In 2010, in the town, the population was spread out, with 29.3% under the age of 19, 5.5% from 20 to 24, 25.7% from 25 to 44, 30% from 45 to 64, and 9.3% who were 65 years of age or older. The median age was 39 years. For every 100 females, there were 93.1 males. For every 100 females age 18 and over, there were 90.5 males.

In 2010, the median income for a household in the town was $100,927, and the median income for a family was $102,396. Males had a median income of $65,781 versus $54,444 for females. The per capita income for the town was $39,802. About 6.1% of families and 6.9% of the population were below the poverty line, including 5.5% of those under age 18. Oakland has seen an explosion of wealth compared to the American Community Survey numbers last released with the 2000 Census. Comparatively, the median income for households and families has more than doubled while the per capita income increased by nearly 75%. Meanwhile, poverty as a whole has stayed statistically the same.

===2000 census===
As of the census of 2000, there were 936 people, 341 households, and 257 families residing in the town.
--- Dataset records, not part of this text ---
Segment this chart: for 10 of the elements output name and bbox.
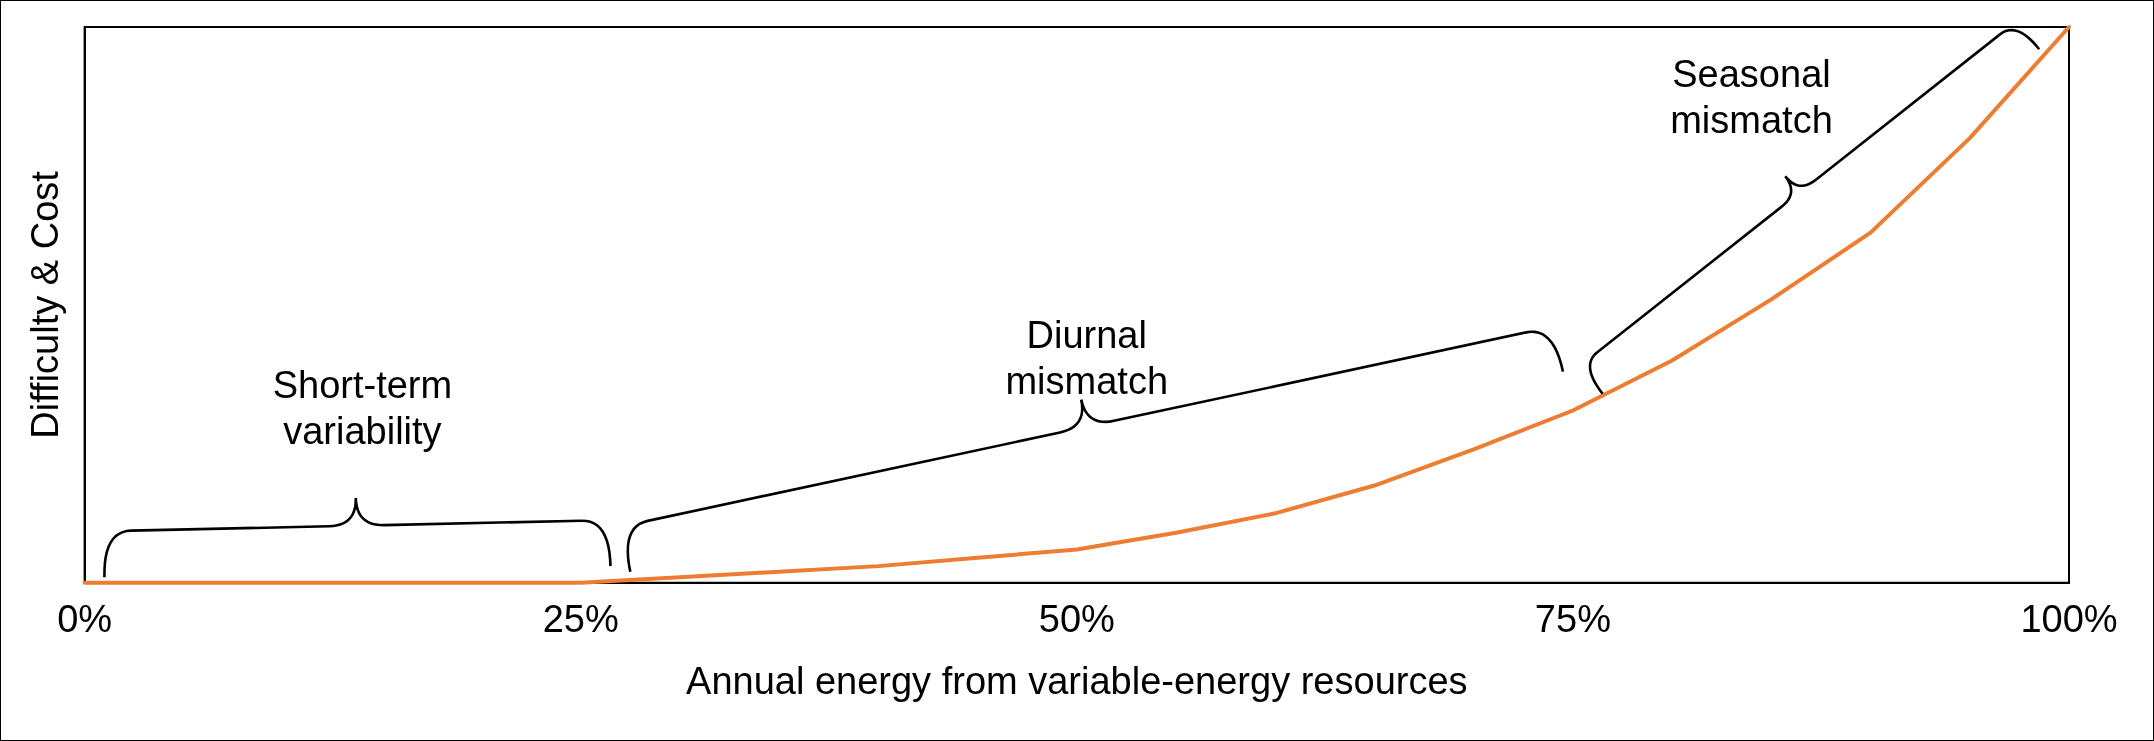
annotation: Short-term variability xyxy=(272,363,453,452)
x-tick-label: 100% xyxy=(2020,598,2118,641)
y-axis-title: Difficulty & Cost xyxy=(24,170,67,439)
annotation: Diurnal mismatch xyxy=(1005,313,1169,402)
annotation: Seasonal mismatch xyxy=(1670,52,1833,141)
x-tick-label: 50% xyxy=(1038,598,1115,641)
x-tick-label: 75% xyxy=(1534,598,1611,641)
x-tick-label: 25% xyxy=(542,598,619,641)
x-axis-title: Annual energy from variable-energy resources xyxy=(686,659,1468,702)
x-tick-label: 0% xyxy=(57,598,113,641)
The population density was 574.2 /mi2. There were 379 housing units at an average density of 232.5 /mi2. The racial makeup of the town was 64.74% White, 31.30% African American, 0.11% Native American, 1.07% Asian, 0.64% from other races, and 2.14% from two or more races. Hispanic or Latino of any race were 3.53% of the population.

In 2000, there were 341 households out of which 34.0% had children under the age of 18 living with them, 54.5% were married couples living together, 15.2% had a female householder with no husband present, and 24.6% were non-families. 18.8% of all households were made up of individuals and 5.6% had someone living alone who was 65 years of age or older. The average household size was 2.74 and the average family size was 3.12.
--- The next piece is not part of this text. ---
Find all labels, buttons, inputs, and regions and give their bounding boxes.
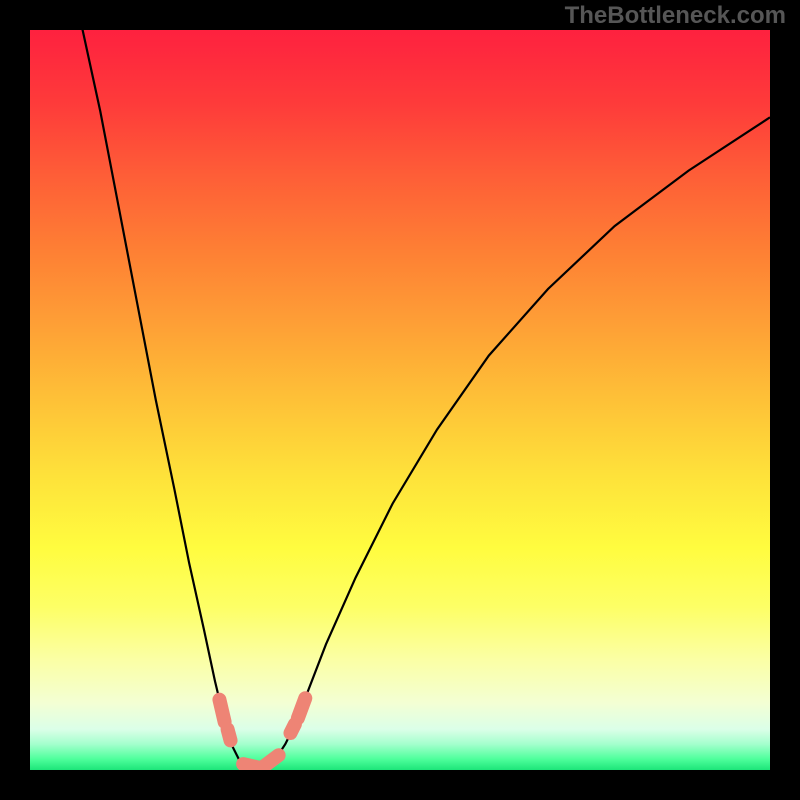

In 2000, in the town the population was spread out with 28.1% under the age of 18, 5.4% from 18 to 24, 28.4% from 25 to 44, 27.4% from 45 to 64, and 10.7% who were 65 years of age or older. The median age was 39 years. For every 100 females there were 92.6 males. For every 100 females age 18 and over, there were 87.5 males.
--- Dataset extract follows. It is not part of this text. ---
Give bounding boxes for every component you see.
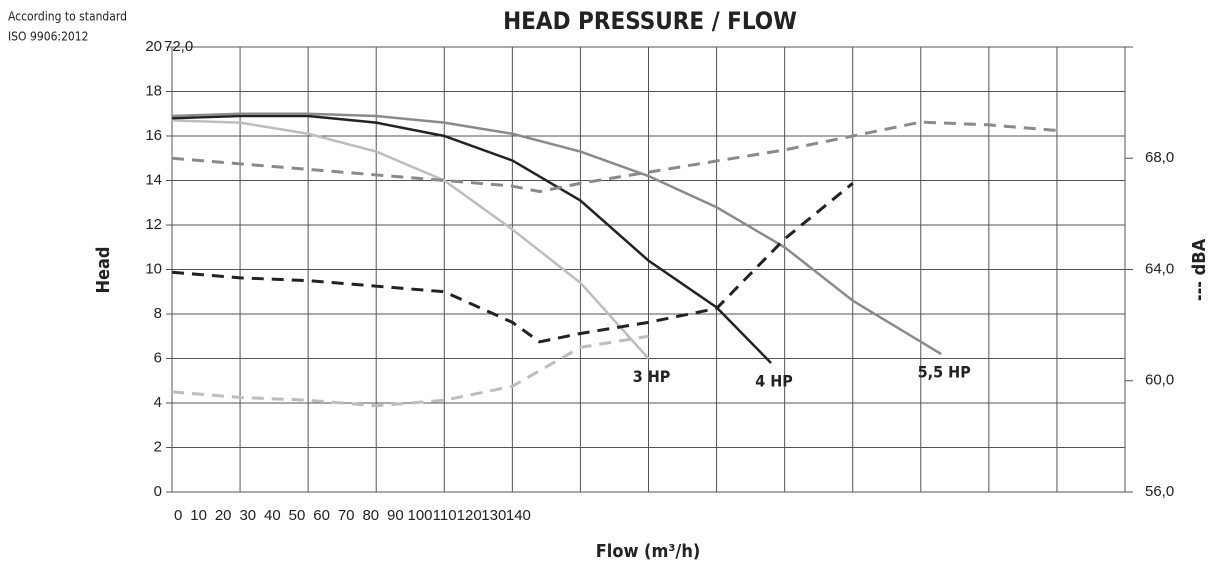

In 2000, the median income for a household in the town was $52,159, and the median income for a family was $56,250. Males had a median income of $40,000 versus $36,161 for females. The per capita income for the town was $22,857. About 5.2% of families and 5.9% of the population were below the poverty line, including 6.6% of those under age 18 and 8.9% of those age 65 or over.
==Education==

Orange County Public Schools operates public schools in the county. Zoned schools include:
- Tildenville Elementary School
- Lakeview Middle School
- West Orange High School

The town government operates the Oakland Avenue Charter School (OACS). As of 2017 it has 536 students.